Wie schon die CDU, so kritisiert auch die FDP die Tatsache, dass die Überlegungen aller Schulleiter zum Thema Gesamtschule (Stichwort: Arbeitskreis "Zukunftsdialog") den Fraktionen bislang noch nicht vorliegen. Dabei finde schon in einer Woche die entscheidende Sitzung des Fachausschusses statt. Viel Zeit, das Thema vorzubereiten, bleibt also nicht. Für Reuther und Berner steht fest, "dass die Schulleitungen der weiterführenden Schulen bereits zum zweiten Mal vergeblich viel Zeit in Aufgaben investiert haben, zu denen die Stadt sie gedrängt hat." Damit spielen sie auf das Konzept für die Gründung einer Sekundarschule an, das nun "offenbar keinen mehr interessiert".
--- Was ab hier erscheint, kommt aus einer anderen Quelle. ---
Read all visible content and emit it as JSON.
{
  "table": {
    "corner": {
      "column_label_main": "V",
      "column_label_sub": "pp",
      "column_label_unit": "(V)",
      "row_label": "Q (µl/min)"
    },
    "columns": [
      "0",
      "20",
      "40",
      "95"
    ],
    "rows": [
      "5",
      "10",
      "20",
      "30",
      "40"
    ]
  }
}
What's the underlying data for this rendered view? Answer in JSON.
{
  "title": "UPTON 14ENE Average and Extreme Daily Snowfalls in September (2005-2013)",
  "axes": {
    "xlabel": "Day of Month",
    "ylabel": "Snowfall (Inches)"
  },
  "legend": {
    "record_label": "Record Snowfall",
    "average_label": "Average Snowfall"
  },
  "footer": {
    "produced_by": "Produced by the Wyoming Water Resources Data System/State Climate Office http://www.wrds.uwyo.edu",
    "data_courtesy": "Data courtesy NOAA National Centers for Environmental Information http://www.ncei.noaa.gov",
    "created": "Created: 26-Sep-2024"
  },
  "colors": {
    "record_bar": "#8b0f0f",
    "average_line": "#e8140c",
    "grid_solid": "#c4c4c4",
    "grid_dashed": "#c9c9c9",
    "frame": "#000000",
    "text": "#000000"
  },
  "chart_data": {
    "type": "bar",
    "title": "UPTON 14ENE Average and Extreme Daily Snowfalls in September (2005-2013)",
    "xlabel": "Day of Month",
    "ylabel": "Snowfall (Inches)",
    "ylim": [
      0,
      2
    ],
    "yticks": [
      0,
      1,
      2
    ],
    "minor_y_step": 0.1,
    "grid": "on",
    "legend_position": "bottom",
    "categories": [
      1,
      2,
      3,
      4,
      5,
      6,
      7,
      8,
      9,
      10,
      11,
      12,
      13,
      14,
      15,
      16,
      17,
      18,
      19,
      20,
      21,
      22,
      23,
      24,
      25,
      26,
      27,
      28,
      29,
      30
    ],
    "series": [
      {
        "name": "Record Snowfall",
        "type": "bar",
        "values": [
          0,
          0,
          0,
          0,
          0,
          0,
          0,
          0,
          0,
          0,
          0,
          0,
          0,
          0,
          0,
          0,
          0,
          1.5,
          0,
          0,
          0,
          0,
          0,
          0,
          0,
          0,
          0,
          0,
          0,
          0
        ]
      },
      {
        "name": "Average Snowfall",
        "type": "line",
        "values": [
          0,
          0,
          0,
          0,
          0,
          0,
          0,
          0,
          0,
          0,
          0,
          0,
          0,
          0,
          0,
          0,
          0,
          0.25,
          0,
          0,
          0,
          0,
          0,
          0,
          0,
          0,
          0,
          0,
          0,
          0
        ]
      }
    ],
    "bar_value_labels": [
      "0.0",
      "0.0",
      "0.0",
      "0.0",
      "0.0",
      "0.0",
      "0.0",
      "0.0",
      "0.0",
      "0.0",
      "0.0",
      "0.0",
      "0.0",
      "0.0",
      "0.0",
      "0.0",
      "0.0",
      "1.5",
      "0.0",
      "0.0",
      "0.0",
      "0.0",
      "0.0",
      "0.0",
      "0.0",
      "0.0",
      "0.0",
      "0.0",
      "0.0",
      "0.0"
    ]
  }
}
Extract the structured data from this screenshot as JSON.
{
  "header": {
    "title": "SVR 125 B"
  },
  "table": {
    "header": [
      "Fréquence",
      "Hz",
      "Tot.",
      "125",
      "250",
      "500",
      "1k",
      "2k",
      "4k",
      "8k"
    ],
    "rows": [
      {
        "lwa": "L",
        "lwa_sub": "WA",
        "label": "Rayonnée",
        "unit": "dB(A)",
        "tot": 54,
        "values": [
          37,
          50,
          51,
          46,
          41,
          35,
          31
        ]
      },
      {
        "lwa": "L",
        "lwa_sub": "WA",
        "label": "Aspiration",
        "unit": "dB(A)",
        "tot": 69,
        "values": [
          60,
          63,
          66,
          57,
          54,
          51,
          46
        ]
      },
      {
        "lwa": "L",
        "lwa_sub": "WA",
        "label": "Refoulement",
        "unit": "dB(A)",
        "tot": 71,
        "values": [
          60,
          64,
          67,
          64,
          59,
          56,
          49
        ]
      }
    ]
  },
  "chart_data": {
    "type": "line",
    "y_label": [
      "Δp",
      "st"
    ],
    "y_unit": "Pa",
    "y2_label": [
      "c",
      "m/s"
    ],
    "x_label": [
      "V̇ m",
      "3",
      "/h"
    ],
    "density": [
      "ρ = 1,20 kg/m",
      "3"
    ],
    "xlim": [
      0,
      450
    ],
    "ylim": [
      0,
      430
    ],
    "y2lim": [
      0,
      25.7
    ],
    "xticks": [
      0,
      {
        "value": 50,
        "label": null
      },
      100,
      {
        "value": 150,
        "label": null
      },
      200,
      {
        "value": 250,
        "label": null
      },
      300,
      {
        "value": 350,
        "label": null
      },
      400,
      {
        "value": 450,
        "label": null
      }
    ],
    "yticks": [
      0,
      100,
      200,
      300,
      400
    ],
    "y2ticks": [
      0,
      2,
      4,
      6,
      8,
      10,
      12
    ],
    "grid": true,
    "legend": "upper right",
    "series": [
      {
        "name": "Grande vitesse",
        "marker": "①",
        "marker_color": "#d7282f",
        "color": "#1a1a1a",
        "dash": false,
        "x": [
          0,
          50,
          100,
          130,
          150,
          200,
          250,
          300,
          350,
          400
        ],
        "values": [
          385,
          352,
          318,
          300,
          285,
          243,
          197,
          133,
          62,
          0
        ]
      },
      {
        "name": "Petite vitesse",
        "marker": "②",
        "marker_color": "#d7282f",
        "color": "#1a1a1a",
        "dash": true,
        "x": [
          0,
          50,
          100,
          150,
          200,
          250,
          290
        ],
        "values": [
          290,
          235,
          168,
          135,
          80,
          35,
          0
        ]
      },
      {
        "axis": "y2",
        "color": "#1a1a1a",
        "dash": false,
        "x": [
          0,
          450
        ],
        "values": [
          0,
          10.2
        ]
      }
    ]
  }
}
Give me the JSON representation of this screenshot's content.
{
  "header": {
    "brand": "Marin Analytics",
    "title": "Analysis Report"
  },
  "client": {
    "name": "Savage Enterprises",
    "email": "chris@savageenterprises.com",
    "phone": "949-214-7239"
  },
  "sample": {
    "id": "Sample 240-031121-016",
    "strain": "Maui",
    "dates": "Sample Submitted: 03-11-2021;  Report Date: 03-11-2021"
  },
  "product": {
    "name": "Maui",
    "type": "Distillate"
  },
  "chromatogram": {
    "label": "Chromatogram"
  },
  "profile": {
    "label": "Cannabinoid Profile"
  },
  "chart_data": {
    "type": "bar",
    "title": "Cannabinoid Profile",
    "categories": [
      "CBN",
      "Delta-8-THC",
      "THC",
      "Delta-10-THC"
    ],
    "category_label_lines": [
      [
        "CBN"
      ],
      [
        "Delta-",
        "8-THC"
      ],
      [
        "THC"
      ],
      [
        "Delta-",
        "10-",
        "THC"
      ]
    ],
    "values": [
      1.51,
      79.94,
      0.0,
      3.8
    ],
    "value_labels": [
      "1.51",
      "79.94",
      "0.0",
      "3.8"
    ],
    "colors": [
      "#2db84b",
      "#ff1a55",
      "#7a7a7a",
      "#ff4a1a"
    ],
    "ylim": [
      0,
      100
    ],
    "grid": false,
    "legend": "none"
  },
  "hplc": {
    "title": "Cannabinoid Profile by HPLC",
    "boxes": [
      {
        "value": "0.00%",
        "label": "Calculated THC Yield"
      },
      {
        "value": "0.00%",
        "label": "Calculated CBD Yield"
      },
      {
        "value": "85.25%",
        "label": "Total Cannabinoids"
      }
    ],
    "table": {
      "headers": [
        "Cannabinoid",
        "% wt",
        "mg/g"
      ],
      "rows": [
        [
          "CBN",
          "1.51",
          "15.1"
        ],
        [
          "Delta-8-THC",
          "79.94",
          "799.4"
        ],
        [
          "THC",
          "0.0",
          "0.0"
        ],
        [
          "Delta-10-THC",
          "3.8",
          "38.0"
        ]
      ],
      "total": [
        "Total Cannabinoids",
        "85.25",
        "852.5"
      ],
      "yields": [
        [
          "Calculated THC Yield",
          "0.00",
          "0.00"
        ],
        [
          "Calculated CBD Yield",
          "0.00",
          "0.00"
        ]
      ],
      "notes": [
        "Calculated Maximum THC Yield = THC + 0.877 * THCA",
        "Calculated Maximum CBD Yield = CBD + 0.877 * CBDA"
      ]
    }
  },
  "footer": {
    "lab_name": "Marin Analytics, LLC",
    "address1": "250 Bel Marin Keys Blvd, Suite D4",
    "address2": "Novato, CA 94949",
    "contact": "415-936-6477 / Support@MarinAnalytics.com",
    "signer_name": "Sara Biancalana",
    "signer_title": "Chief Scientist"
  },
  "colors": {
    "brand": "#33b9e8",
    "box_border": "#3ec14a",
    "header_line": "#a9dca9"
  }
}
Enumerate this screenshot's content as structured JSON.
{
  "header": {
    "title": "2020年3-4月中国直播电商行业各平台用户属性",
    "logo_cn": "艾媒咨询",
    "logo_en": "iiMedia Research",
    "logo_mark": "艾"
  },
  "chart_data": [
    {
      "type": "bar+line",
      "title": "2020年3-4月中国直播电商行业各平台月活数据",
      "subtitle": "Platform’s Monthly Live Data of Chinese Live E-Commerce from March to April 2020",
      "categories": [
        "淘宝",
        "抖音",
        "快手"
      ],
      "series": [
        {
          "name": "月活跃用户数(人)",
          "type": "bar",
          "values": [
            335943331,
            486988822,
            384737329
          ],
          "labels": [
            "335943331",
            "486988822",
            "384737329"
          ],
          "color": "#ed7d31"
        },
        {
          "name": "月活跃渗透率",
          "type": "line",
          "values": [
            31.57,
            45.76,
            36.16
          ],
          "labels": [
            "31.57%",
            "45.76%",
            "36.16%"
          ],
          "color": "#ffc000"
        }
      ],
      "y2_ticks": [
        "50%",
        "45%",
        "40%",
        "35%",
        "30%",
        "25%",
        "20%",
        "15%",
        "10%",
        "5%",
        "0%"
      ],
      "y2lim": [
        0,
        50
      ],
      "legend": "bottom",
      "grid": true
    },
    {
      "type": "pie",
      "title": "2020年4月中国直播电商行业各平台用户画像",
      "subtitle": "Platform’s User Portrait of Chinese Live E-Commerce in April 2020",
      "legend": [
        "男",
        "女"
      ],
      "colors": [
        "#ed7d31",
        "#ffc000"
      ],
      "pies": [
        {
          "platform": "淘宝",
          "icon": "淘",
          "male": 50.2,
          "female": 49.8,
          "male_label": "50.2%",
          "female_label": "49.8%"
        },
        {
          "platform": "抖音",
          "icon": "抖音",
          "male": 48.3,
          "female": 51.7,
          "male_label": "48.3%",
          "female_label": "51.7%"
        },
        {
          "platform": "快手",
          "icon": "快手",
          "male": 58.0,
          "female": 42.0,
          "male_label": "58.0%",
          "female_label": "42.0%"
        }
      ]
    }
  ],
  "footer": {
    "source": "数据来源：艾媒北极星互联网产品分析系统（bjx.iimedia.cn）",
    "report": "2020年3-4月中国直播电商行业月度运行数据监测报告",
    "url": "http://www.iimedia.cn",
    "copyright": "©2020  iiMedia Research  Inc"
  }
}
Die RP fragte gestern nach beim zuständigen Dezernenten Daniel Kunstleben, warum die so vehement von CDU und FDP geforderten Unterlagen noch nicht bei den Ausschussmitgliedern angekommen sind. Der erst wenige Monate im Amt befindliche Schuldezernent betont, dass es nicht üblich sei, Teilunterlagen zu versenden. "Wir haben noch Gespräche mit der Bezirksregierung geführt und möchten die Fraktionen kurzfristig über die Inhalte informieren. Wir werden die Unterlagen inklusive aller Anträge und der Stellungnahme der Arbeitsgruppe ,Zukunftsdialog' schnellstmöglich versenden." Um zu verhindern, dass die Unterlagen frühestens am Dienstag per Post zugestellt werden, sollen heute alle Infos per Mail verschickt werden.

Apropos Bezirksregierung: Bernd Reuther hat nur eine Erklärung dafür, dass SPD-Fraktionschef Ludger Hovest innerhalb von wenigen Wochen seine Meinung zum Thema Gesamtschule komplett geändert hat: "Da muss es eine klare Ansage aus Düsseldorf gegeben haben, dass die Bezirksregierung hier keine zweite Gesamtschule genehmigen wird." Jetzt versuche Hovest durch die Kompromisslösung sein Gesicht zu wahren und über den Umweg, in vier, fünf oder sechs Jahren zu schauen, wie die Dependance laufe, doch noch eine zweite Gesamtschule zu installieren.

Fazit: Für die FDP steht zweifelsohne fest, dass hier "über die Köpfe der Eltern, der Schüler und der Lehrer hinweg eine Entscheidung ohne Not im Hauruckverfahren getroffen wird". Große Hoffnungen, dass im Ausschuss und im Rat anders entschieden wird, hegen sie nicht. Haben doch die Dependance-Befürworter im Rat eine Mehrheit.